Третьей — Ира, Муся, Наташа-Четвертая и еще, кажется, Таня Циколовская, отличавшаяся особым очарованием.
Так, продвигаясь от любви к любви, я окончил школу. С детства меня как ребенка из интеллигентной семьи обучали французскому, немецкому и музыке. Имей я меньшие способности, я бы, вероятно, преуспел в этих занятиях.
Впрочем, несмотря ни на что, я поступил в институт, где уже серьезно влюбился в двух подруг, Зину и Веру. Неизвестно, к чему бы привела эта удвоенная страсть, если бы не началась война.
В войну меня продолжали называть Дезиком, и это помешало мне сделать военную карьеру, как я к этому ни стремился. Я вынужден был остаться поэтом.

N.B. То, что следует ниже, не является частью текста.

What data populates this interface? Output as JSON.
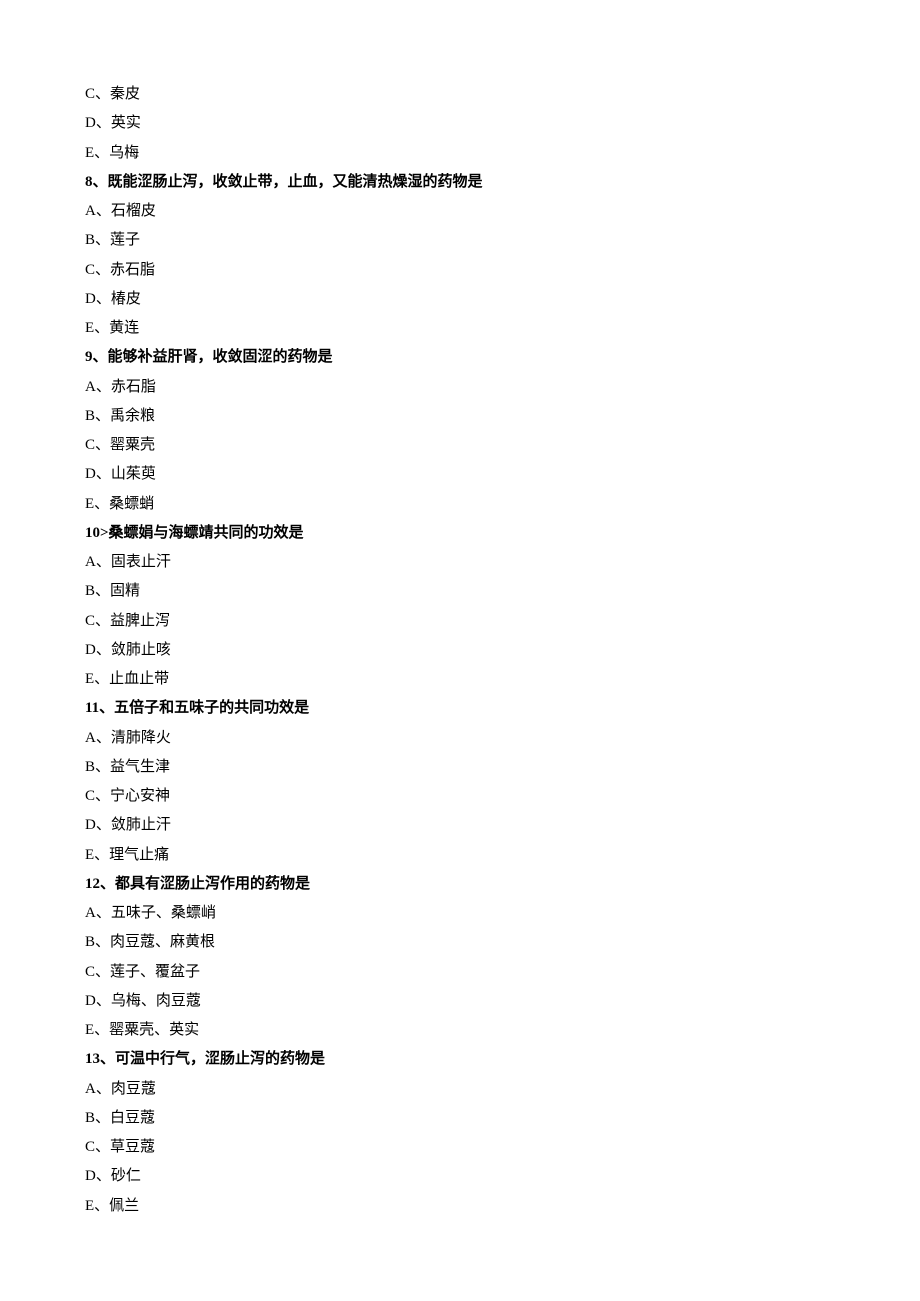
{
  "lines": [
    {
      "cls": "opt",
      "text": "C、秦皮"
    },
    {
      "cls": "opt",
      "text": "D、英实"
    },
    {
      "cls": "opt",
      "text": "E、乌梅"
    },
    {
      "cls": "q",
      "text": "8、既能涩肠止泻，收敛止带，止血，又能清热燥湿的药物是"
    },
    {
      "cls": "opt",
      "text": "A、石榴皮"
    },
    {
      "cls": "opt",
      "text": "B、莲子"
    },
    {
      "cls": "opt",
      "text": "C、赤石脂"
    },
    {
      "cls": "opt",
      "text": "D、椿皮"
    },
    {
      "cls": "opt",
      "text": "E、黄连"
    },
    {
      "cls": "q",
      "text": "9、能够补益肝肾，收敛固涩的药物是"
    },
    {
      "cls": "opt",
      "text": "A、赤石脂"
    },
    {
      "cls": "opt",
      "text": "B、禹余粮"
    },
    {
      "cls": "opt",
      "text": "C、罂粟壳"
    },
    {
      "cls": "opt",
      "text": "D、山茱萸"
    },
    {
      "cls": "opt",
      "text": "E、桑螵蛸"
    },
    {
      "cls": "q",
      "text": "10>桑螵娟与海螵靖共同的功效是"
    },
    {
      "cls": "opt",
      "text": "A、固表止汗"
    },
    {
      "cls": "opt",
      "text": "B、固精"
    },
    {
      "cls": "opt",
      "text": "C、益脾止泻"
    },
    {
      "cls": "opt",
      "text": "D、敛肺止咳"
    },
    {
      "cls": "opt",
      "text": "E、止血止带"
    },
    {
      "cls": "q",
      "text": "11、五倍子和五味子的共同功效是"
    },
    {
      "cls": "opt",
      "text": "A、清肺降火"
    },
    {
      "cls": "opt",
      "text": "B、益气生津"
    },
    {
      "cls": "opt",
      "text": "C、宁心安神"
    },
    {
      "cls": "opt",
      "text": "D、敛肺止汗"
    },
    {
      "cls": "opt",
      "text": "E、理气止痛"
    },
    {
      "cls": "q",
      "text": "12、都具有涩肠止泻作用的药物是"
    },
    {
      "cls": "opt",
      "text": "A、五味子、桑螵峭"
    },
    {
      "cls": "opt",
      "text": "B、肉豆蔻、麻黄根"
    },
    {
      "cls": "opt",
      "text": "C、莲子、覆盆子"
    },
    {
      "cls": "opt",
      "text": "D、乌梅、肉豆蔻"
    },
    {
      "cls": "opt",
      "text": "E、罂粟壳、英实"
    },
    {
      "cls": "q",
      "text": "13、可温中行气，涩肠止泻的药物是"
    },
    {
      "cls": "opt",
      "text": "A、肉豆蔻"
    },
    {
      "cls": "opt",
      "text": "B、白豆蔻"
    },
    {
      "cls": "opt",
      "text": "C、草豆蔻"
    },
    {
      "cls": "opt",
      "text": "D、砂仁"
    },
    {
      "cls": "opt",
      "text": "E、佩兰"
    }
  ]
}
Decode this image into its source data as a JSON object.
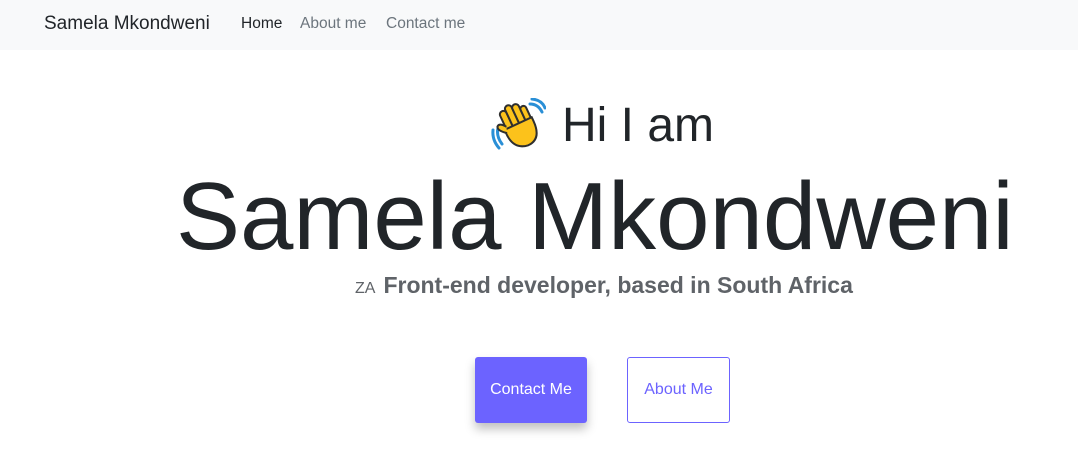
{
  "navbar": {
    "brand": "Samela Mkondweni",
    "links": [
      {
        "label": "Home",
        "active": true
      },
      {
        "label": "About me",
        "active": false
      },
      {
        "label": "Contact me",
        "active": false
      }
    ]
  },
  "hero": {
    "wave_icon": "waving-hand-icon",
    "greeting": "Hi I am",
    "name": "Samela Mkondweni",
    "flag_text": "ZA",
    "tagline": "Front-end developer, based in South Africa",
    "buttons": {
      "contact_label": "Contact Me",
      "about_label": "About Me"
    }
  },
  "colors": {
    "accent": "#6c63ff",
    "navbar_bg": "#f8f9fa",
    "text": "#212529",
    "muted": "#6c757d"
  }
}
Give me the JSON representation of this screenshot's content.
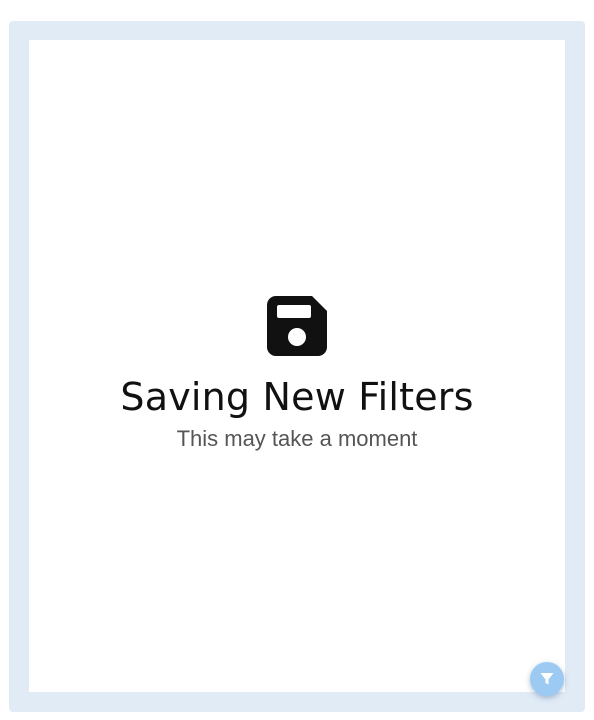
{
  "loading": {
    "icon": "floppy-disk-icon",
    "title": "Saving New Filters",
    "subtitle": "This may take a moment"
  },
  "fab": {
    "icon": "filter-icon"
  },
  "colors": {
    "frame": "#e1ebf6",
    "panel": "#ffffff",
    "icon": "#111111",
    "fab": "#9ccaf3"
  }
}
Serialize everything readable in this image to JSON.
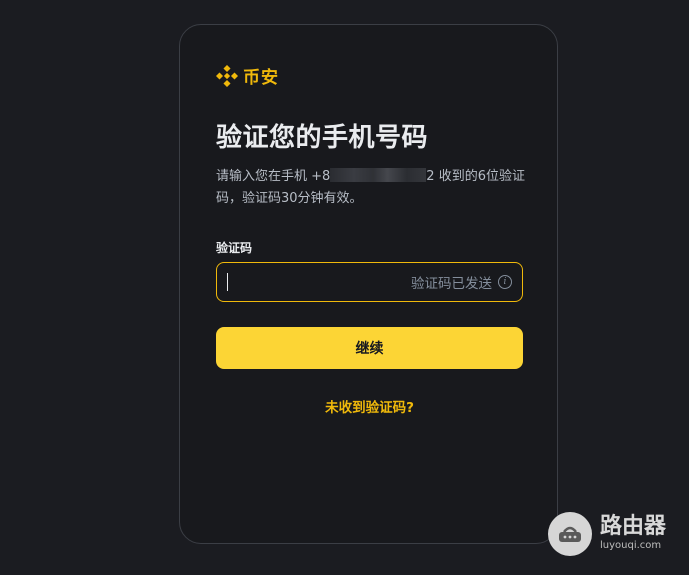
{
  "brand": {
    "name": "币安"
  },
  "title": "验证您的手机号码",
  "description": {
    "prefix": "请输入您在手机 +8",
    "suffix": "2 收到的6位验证码，验证码30分钟有效。"
  },
  "form": {
    "label": "验证码",
    "input_value": "",
    "sent_hint": "验证码已发送",
    "info_icon": "info-icon"
  },
  "buttons": {
    "continue": "继续",
    "resend": "未收到验证码?"
  },
  "watermark": {
    "main": "路由器",
    "sub": "luyouqi.com"
  },
  "colors": {
    "accent": "#f0b90b",
    "button": "#fcd535",
    "background": "#1b1c21"
  }
}
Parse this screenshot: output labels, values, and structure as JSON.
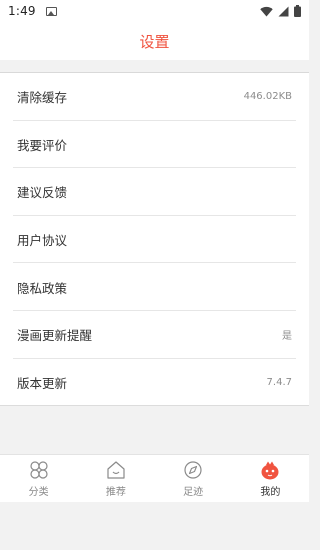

С детства я жил в окружении людей замечательных и знаменитых. У меня были общие знакомые с Бернардом Шоу, Рабиндранатом Тагором, японским императором. На школьной скамье я познакомился с астрономом фон Зигель-Тарелкиным, будущим председателем Добровольного общества воспитателей бездомных собак В.А.Бабичковым, французом Жозефом ля Гренуй и Фимой Шварцем, переложившим всего «Евгения Онегина» на неприличный лад.
Немалое влияние оказали на меня В.Лукин из мозгового треста, Ю.Диков, скромнейший из стеклодуев, В.Кнорре, ученый из Швеции, все с женами и детьми, а третий также и с братом.
Я знал шестерых академиков, девятерых членов-корреспондентов, из которых двое, правда, были медицинских наук. Знал великого Ландау и одного его однофамильца, о котором лучше не вспоминать. Неоднократно встречался с тремя почетными докторами Оксфордского университета и — не вру! — однажды примерял мантию. Бывал в мастерских двенадцати скульпторов, из которых только трое были реалисты. Беседовал с профессором Лившицем и его оппонентом, индийским философом Григорием Померанцем. Поддерживал знакомство со многими режиссерами, балеринами, исполнителями цыганских романсов. Могу считать себя другом феноменального Рафаэля Малых, которого в провинции называют Неистовый Лев Художественного Слова.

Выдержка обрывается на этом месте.